Like many families, our's took advantage of the break from school to do some traveling this summer. As we made our way from one destination to the other by air travel, I was struck by the parallels between helping passengers get from one location to another and parenting kids from birth to college. After all, our children are really just passengers, passing through our homes and our lives as they soar to their own destinations and build lives in a world of their own making. Our job as parents? Take care of the passengers given to us. At each stage of their journey with us, they need us to fulfill different roles.
When they are young, we are the flight attendants. It is a very hands-on relationship between young kids and parents. Just like a good flight attendant, we make sure they are fed, warm enough, cool enough, pointing the way to exits and bathrooms, and cleaning up after them when they leave a room. We certainly spend a fair amount of time packing and unpacking vehicles for the journey and are forever trying to find a place to shove an extra bag!
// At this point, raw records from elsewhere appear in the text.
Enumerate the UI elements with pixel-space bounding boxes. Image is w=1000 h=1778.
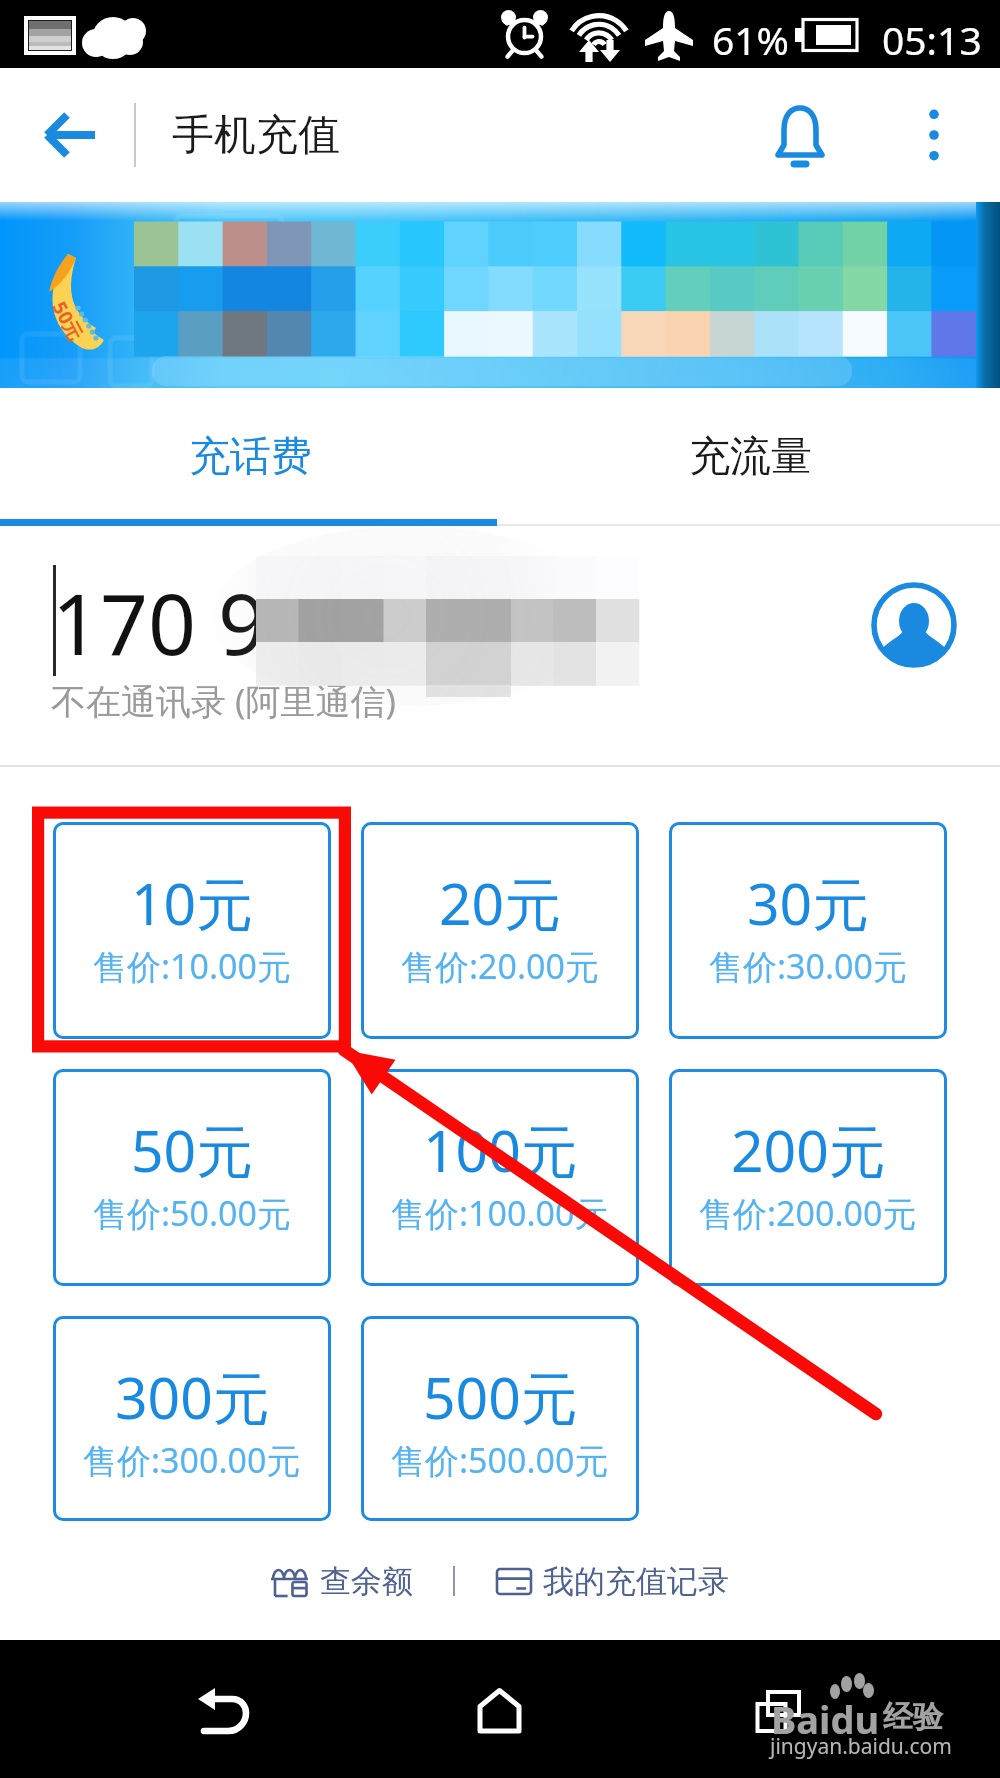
staticText: 我的充值记录 xyxy=(543,1562,729,1601)
button[interactable]: 充流量 xyxy=(500,388,1000,526)
button[interactable]: Back xyxy=(176,1667,268,1759)
button[interactable]: 50元 xyxy=(53,1069,331,1286)
button[interactable]: 200元 xyxy=(669,1069,947,1286)
staticText: 50元 xyxy=(131,1111,254,1189)
button[interactable]: 100元 xyxy=(361,1069,639,1286)
staticText: 不在通讯录 (阿里通信) xyxy=(51,677,397,725)
staticText: 售价:100.00元 xyxy=(391,1190,609,1236)
staticText: 100元 xyxy=(423,1111,578,1189)
staticText: 50元 xyxy=(46,297,89,345)
button[interactable]: 300元 xyxy=(53,1316,331,1521)
staticText: 售价:300.00元 xyxy=(83,1437,301,1483)
staticText: 20元 xyxy=(439,864,562,942)
button[interactable]: More options xyxy=(886,87,982,183)
button[interactable]: 查余额 xyxy=(263,1562,421,1601)
button[interactable]: Home xyxy=(455,1666,547,1758)
button[interactable]: 500元 xyxy=(361,1316,639,1521)
staticText: 售价:50.00元 xyxy=(93,1190,292,1236)
button[interactable]: 10元 xyxy=(53,822,331,1039)
staticText: jingyan.baidu.com xyxy=(770,1732,952,1761)
staticText: 300元 xyxy=(115,1358,270,1436)
staticText: 500元 xyxy=(423,1358,578,1436)
staticText: 充话费 xyxy=(189,431,312,483)
staticText: 05:13 xyxy=(882,13,982,66)
staticText: 售价:30.00元 xyxy=(709,943,908,989)
staticText: 售价:500.00元 xyxy=(391,1437,609,1483)
button[interactable]: Contacts xyxy=(864,575,964,675)
staticText: 售价:20.00元 xyxy=(401,943,600,989)
staticText: 10元 xyxy=(131,864,254,942)
staticText: 200元 xyxy=(731,1111,886,1189)
button[interactable]: 我的充值记录 xyxy=(487,1562,737,1601)
staticText: 手机充值 xyxy=(172,109,340,162)
button[interactable]: 20元 xyxy=(361,822,639,1039)
staticText: 61% xyxy=(712,13,790,66)
staticText: 售价:200.00元 xyxy=(699,1190,917,1236)
staticText: Baidu xyxy=(771,1693,880,1745)
staticText: 充流量 xyxy=(689,431,812,483)
staticText: 30元 xyxy=(747,864,870,942)
button[interactable]: 充话费 xyxy=(0,388,500,526)
staticText: 售价:10.00元 xyxy=(93,943,292,989)
staticText: 170 9 xyxy=(52,565,267,679)
button[interactable]: 30元 xyxy=(669,822,947,1039)
staticText: 查余额 xyxy=(320,1562,413,1601)
button[interactable]: Notifications xyxy=(752,90,848,186)
button[interactable]: Back xyxy=(26,89,118,181)
staticText: 经验 xyxy=(883,1698,943,1736)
As passengers on a plane, when we experience turbulence, we look immediately to the flight attendants-if they are clam, we know there is nothing to worry about. As young kids experience the bumps and storms of school and friends, they look to their parents for reassurance.
As our kids get a bit older, our role as parents transforms into one more like a pilot. We know the destination and our children trust us to get them safely there. With help from GPS, we literally navigate them to school, to church, to soccer practice, to piano lessons, to tutors, and to friends houses. But older elementary and junior high students depend on their parents to help them navigate much more important paths as well. We are the experienced travelers on this flight path of life, and they trust us to make decisions on their behalf. As they transition from elementary school to junior high, it is important for us to start inviting them more and more to leave the passenger's seat and move into the copilot's seat. After all, they will be flying solo one day. We want them to make mistakes now, so we can help them learn from each one under the guidance of the more experienced pilot. We involve them in decision-making, goal-setting, and coach them to start handling situations on their own.
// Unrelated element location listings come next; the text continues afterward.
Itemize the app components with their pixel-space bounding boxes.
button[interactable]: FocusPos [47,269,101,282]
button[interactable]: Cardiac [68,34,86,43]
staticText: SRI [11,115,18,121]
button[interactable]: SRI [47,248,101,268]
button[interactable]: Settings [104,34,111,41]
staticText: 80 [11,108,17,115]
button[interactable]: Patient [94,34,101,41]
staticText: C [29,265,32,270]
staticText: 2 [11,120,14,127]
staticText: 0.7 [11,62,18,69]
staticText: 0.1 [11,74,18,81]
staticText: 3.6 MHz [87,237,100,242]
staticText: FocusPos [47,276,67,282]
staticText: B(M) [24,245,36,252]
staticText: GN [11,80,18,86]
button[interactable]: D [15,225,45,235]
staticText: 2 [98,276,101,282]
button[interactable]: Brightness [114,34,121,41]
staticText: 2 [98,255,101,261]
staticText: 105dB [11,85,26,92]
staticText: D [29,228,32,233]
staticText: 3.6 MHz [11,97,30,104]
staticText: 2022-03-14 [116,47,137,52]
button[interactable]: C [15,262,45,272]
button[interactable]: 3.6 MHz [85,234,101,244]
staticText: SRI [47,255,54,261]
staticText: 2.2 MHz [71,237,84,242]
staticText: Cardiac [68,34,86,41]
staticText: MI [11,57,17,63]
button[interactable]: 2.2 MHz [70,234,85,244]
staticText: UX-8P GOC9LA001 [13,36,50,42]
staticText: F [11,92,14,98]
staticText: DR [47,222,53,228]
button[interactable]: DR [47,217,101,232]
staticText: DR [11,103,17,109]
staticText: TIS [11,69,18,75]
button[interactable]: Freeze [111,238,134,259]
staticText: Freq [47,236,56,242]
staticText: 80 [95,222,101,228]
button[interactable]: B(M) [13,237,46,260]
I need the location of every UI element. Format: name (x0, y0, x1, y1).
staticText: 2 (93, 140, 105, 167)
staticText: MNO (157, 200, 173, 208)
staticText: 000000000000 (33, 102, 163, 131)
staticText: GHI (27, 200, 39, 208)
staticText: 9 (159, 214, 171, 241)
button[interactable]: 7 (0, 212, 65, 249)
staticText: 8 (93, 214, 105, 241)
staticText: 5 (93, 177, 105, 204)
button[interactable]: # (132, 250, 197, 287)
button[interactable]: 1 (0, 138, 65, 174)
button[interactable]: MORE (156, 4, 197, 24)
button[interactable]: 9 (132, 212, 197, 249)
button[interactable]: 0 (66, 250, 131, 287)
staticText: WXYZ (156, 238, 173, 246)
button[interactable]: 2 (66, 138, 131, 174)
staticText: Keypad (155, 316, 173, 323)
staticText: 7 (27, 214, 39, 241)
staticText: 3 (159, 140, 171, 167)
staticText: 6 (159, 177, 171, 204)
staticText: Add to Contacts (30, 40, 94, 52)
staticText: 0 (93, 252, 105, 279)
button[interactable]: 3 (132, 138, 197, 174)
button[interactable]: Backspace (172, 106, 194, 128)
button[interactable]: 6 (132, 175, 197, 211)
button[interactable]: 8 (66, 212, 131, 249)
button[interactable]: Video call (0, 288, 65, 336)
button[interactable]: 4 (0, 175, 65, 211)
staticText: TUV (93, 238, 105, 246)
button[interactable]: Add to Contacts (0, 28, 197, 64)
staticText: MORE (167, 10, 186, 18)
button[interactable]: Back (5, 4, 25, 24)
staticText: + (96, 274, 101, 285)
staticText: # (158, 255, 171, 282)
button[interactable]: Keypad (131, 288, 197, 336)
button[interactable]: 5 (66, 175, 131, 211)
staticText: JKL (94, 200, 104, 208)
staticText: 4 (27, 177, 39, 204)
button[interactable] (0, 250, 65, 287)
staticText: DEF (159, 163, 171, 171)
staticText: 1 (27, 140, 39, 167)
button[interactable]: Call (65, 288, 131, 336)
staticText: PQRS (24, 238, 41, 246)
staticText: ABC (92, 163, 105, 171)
Before we know it we have teenage drivers and young adults in our home, and our role changes again to something resembling an air traffic controller. Increasingly, our job is happening from a more remote location and over some sort of communication system rather than face-to-face. Our goals turn from making sure they are fed to making sure they don't crash-literally or figuratively-and we can't rest until everyone has landed safely back at home each night. As our students become their own pilots, they still depend on us chime in when we see danger headed their way. They check in with us occasionally for advice on how to navigate around particularly bumpy patches in their journey. While they rarely want to admit it, they know we have the map and take comfort in knowing they can depend on us for advice in times of trouble.
So, will you be a flight attendant, a pilot, or an air traffic controller this year? If you, have more than one child, the chances are that you will have more than one role to play. They are all important roles to play and the flight wouldn't be complete without each one, so I leave you with advice from Abraham Lincoln-"Whatever you are, be a good one."